Why climate crisis solutions must include migrant justice

As parts of the world become uninhabitable thanks to flooded streets and burning forests, border restrictions are tightening across the world. For people who’ve lost their homes, the impact is devastating.

When we imagine refugees and asylum seekers dropping everything they know at home and risking their lives for a chance to live somewhere safe, there’s often an assumption that they’re escaping war or persecution. And historically, this has been the case. In recent years, for example, refugees have fled appalling conflicts in Syria, Afghanistan, South Sudan, Myanmar and beyond.

But today, far more people are displaced by the climate crisis instead of conflict and violence. In 2020, a record 55 million people were forced to move due to droughts, floods, cyclones and wildfires. Horrifyingly, this number underestimates the reality of the situation, because it only accounts for the internal displacement of people, as climate migration across countries is more difficult to quantify. The actual number of climate refugees is thought to be much higher.

Let’s be honest: if any of us lost our homes or jobs in the UK due to a natural disaster, we would immediately seek physical and financial security, whether that be from the government or people we know. Hell, just think of how many people wanted to expatriate” post-Brexit.

As the climate crisis ramps up (especially across the Global South), and people’s homes and livelihoods get destroyed, climate migration will only increase. Yet as refugees are met with more and more hostility at borders across the world, these two injustices become uniquely intertwined. It’s time to wake up to the truth: climate justice is migrant justice – and migrant justice is climate justice.

How is climate justice connected to migrants?

Climate justice is migrant justice because if we solve the climate crisis, millions of people won’t be forced out or be displaced from their homes, existing without access to fundamental human rights.

The climate crisis is also an issue of capitalism and colonialism. In the past several hundred years, people from the Global North have extracted natural resources from lands in the Global South. Consequently, developing countries in the Global South have been left unequipped to deal with the reality of the climate crisis today, leaving them to push for climate reparations”. As Yvonne Blake, co-founder of the Migrants Organising for Rights and Empowerment charity, writes in Huck magazine, The climate crisis is predicated on inequality and unequal access of resources for Indigenous Black and brown communities – coupled with the extraction, depletion and monetisation of our people, culture, lands and future.”
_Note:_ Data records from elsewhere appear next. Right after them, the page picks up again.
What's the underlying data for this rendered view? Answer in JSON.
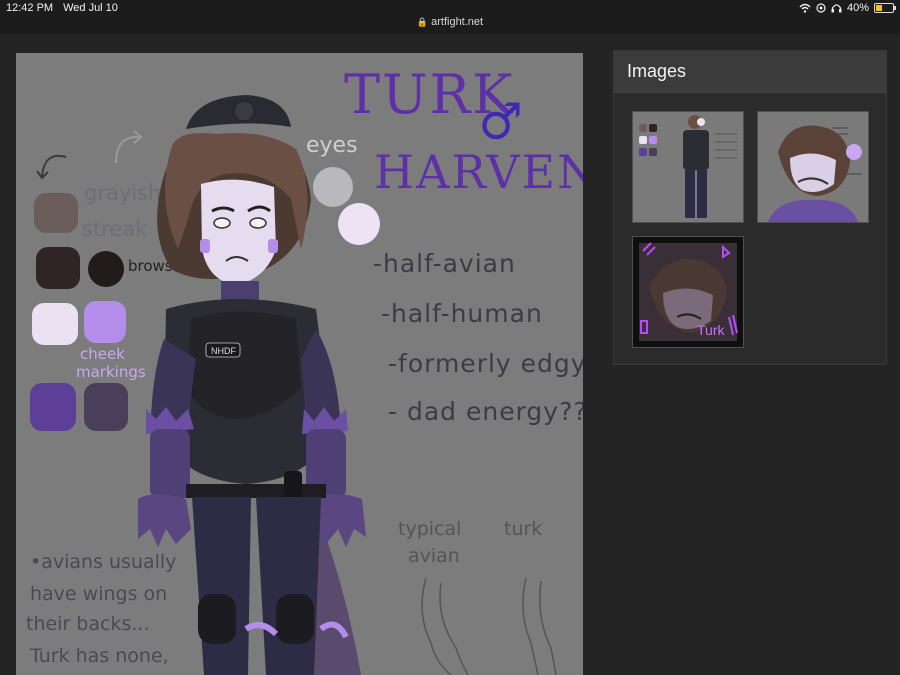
{
  "status_bar": {
    "time": "12:42 PM",
    "date": "Wed Jul 10",
    "url": "artfight.net",
    "battery": "40%",
    "battery_level": 0.4
  },
  "artwork": {
    "title_line1": "TURK",
    "title_line2": "HARVEN",
    "gender_symbol": "♂",
    "eyes_label": "eyes",
    "hair_label_1": "grayish",
    "hair_label_2": "streak",
    "brows_label": "brows",
    "cheek_label_1": "cheek",
    "cheek_label_2": "markings",
    "traits": [
      "-half-avian",
      "-half-human",
      "-formerly edgy",
      "- dad energy??"
    ],
    "note_lines": [
      "•avians usually",
      "have wings on",
      "their backs...",
      "Turk has none,"
    ],
    "label_typical": "typical",
    "label_avian": "avian",
    "label_turk": "turk",
    "badge": "NHDF",
    "swatch_colors": [
      "#6b5e5a",
      "#2f2524",
      "#221b1b",
      "#eae1f2",
      "#b48ce9",
      "#5d3f98",
      "#4a3f5a"
    ]
  },
  "images_panel": {
    "title": "Images",
    "thumb_labels": [
      "Turk"
    ]
  }
}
Conflicts over natural resources also cause wars – just look at how many have supposedly erupted over things like oil and water. As freshwater resources across the planet dry up, soil becomes infertile, trees get chopped down and natural fuel sources run out, and as a result, tension will only build. In fact, the United Nations Environment Programme suggests that 40 per cent of all intrastate conflicts in the last 60 years have been linked to a fight over natural resources. This specific link doubles the risk of conflict relapse” in the first five years. Wars, of course, don’t only displace people. They kill.

Why will fighting for migrant justice help the climate crisis?
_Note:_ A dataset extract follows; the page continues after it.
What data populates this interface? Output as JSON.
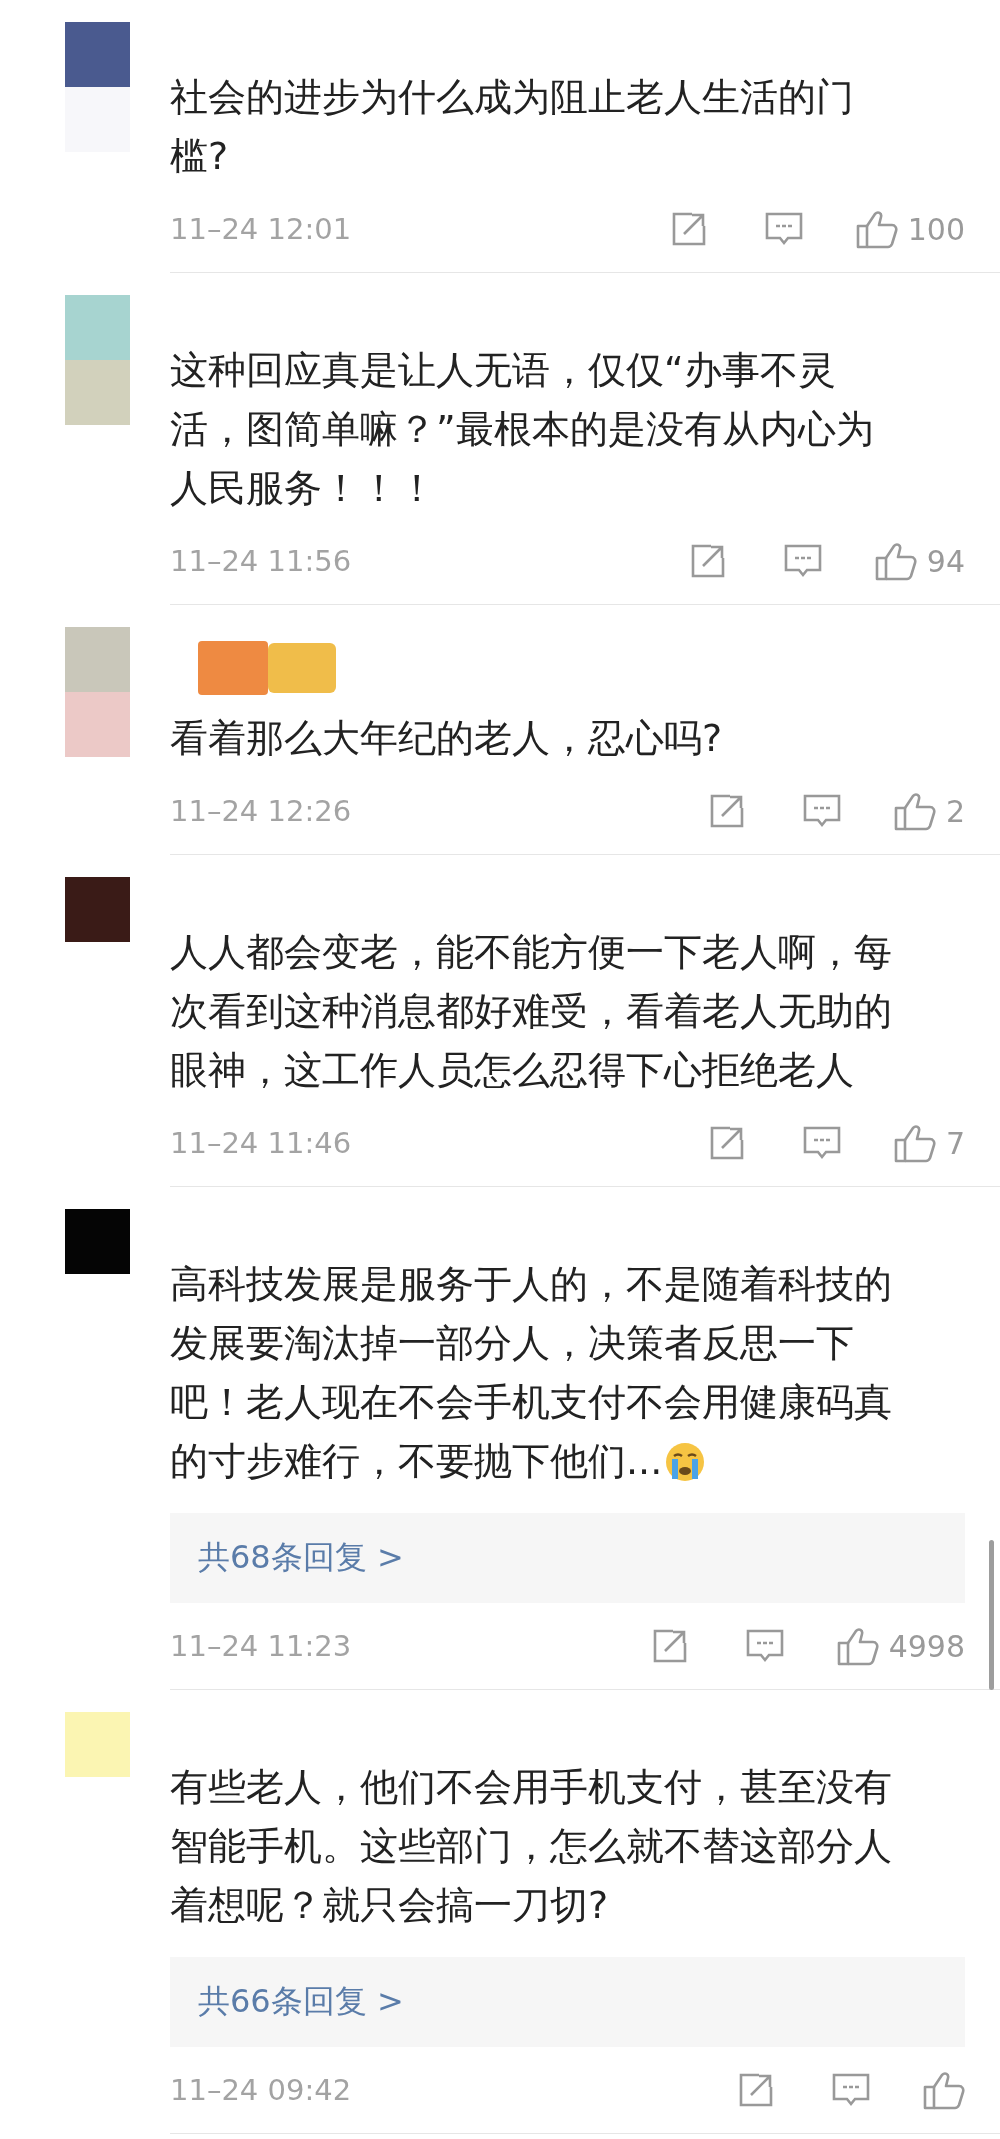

Migrant justice, which seeks to remove barriers that stop people from moving safely and living in dignity, is crucial in lifting the burden of the climate crisis. If we let the climate crisis escalate further, some countries will simply become uninhabitable, which means mass climate migration is not out of the picture.

Rather than imposing draconian laws that punish those seeking the chance for a better life, there must be an acceptance that habitable land will have to be shared as the environment degrades further. During a climate crisis, harsh border policies only serve to kill – as they already do.

So how do we solve both problems?

The thing with linked injustices is that when you tackle one, you’re simultaneously tackling the other.

So if we fight the climate crisis, fewer people will be forced to flee their homes and fewer wars will be triggered by competition for resources.

And in the fight for migrant justice, we’re also fighting for the idea that people, no matter where they are on the globe, deserve human rights and to live in dignity.

But most importantly, erasing harsh borders (and even borders altogether) will make the planet our shared home – one that we all have a responsibility to look after, instead of destroying.